Huh? What? Repetez S’il vous plait? Then she started laughing. Oh, funny. Got it, joke, funny, haha. I looked at the med student, then looked at the doctor, med student, doctor…what was happening? Was she serious? I realized that she was when she sat down on her chair and said, “Shit. I’ve never missed twins before.” OMG, I’ve never heard her say shit before, and she had been my doctor for at least 10 years. Not that I ever expected her to bust out with such profanities, being a professional and all, but hearing her say it lead me to believe she was serious. I was having twins.

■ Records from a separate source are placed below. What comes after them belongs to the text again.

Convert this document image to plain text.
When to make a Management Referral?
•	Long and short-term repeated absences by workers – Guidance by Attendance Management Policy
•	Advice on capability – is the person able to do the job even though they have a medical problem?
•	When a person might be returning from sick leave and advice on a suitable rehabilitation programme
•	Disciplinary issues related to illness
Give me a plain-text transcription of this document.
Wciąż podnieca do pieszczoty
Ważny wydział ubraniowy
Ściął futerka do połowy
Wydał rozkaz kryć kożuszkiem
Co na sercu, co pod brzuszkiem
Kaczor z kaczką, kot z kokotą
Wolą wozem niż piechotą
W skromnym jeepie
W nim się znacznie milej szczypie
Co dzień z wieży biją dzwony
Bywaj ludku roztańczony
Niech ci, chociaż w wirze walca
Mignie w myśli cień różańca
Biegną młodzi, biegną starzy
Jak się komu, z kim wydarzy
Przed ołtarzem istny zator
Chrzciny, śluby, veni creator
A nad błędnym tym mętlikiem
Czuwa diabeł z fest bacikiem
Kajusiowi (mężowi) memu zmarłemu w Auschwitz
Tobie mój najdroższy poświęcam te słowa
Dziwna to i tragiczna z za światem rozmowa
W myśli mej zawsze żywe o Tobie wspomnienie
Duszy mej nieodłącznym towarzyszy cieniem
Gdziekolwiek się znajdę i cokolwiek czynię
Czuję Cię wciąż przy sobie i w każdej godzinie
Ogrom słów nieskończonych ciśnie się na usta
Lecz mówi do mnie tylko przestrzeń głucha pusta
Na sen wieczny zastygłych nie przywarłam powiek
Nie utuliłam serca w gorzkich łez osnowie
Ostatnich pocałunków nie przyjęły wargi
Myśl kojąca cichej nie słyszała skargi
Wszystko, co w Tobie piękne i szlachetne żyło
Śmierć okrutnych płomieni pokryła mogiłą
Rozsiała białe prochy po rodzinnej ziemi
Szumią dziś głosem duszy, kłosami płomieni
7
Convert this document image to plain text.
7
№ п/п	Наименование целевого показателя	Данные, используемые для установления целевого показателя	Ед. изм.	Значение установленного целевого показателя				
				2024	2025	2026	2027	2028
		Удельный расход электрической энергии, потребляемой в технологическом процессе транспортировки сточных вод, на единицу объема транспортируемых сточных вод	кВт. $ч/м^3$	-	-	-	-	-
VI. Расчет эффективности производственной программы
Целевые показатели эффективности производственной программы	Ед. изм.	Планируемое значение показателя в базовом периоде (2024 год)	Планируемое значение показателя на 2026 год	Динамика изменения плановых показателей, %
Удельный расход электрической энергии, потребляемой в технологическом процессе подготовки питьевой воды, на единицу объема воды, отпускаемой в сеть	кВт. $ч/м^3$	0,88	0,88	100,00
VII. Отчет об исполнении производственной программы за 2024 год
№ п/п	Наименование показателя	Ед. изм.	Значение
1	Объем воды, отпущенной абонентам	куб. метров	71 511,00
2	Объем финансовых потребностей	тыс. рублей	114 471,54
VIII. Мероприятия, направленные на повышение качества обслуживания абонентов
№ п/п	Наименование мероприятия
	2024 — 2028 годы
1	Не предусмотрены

We all sat in the room, waiting. Waiting for what, I don’t know. For me, at that point, I was just trying to take it all in. In the last 24 hours my grandfather died, I was wrongfully terminated from my job, and was told I was carrying two babies. Oh. My. God. Finally, my doctor broke the silence. She said, “where is your husband?”  Husband.  Husband?  Husband!  My husband.  I’m sitting here alone, hearing the craziest news in my life, and my husband, the man who is supposed to be there for better or worse, thick or thin, rich or poor, good times and bad, sickness and in health, was not here.  He was on a business trip.  I gathered up the strength to mutter the word, “Dallas”. “Well, we have to call him!” she exclaimed. Side note…she loves my husband. They went to rivalry universities and they love to chat about that and business and whatever else would come up in conversation. “Go on! Call him! Oh my gosh, what do you think he will say?” Well, lots of things flooded my mind at that moment, but most importantly, I thought, he is on a business trip, there is no way he will answer right now. It was dinner time where he was at, and he had been planning this extravagant event at a fancy hotel with all these people. I can’t just drop a bomb on him like that. At the same time, I knew I couldn’t go home and be around all of my family and keep this information to myself. I would literally explode. We hadn’t even told our kids I was pregnant yet, let alone, now they could expect two more siblings.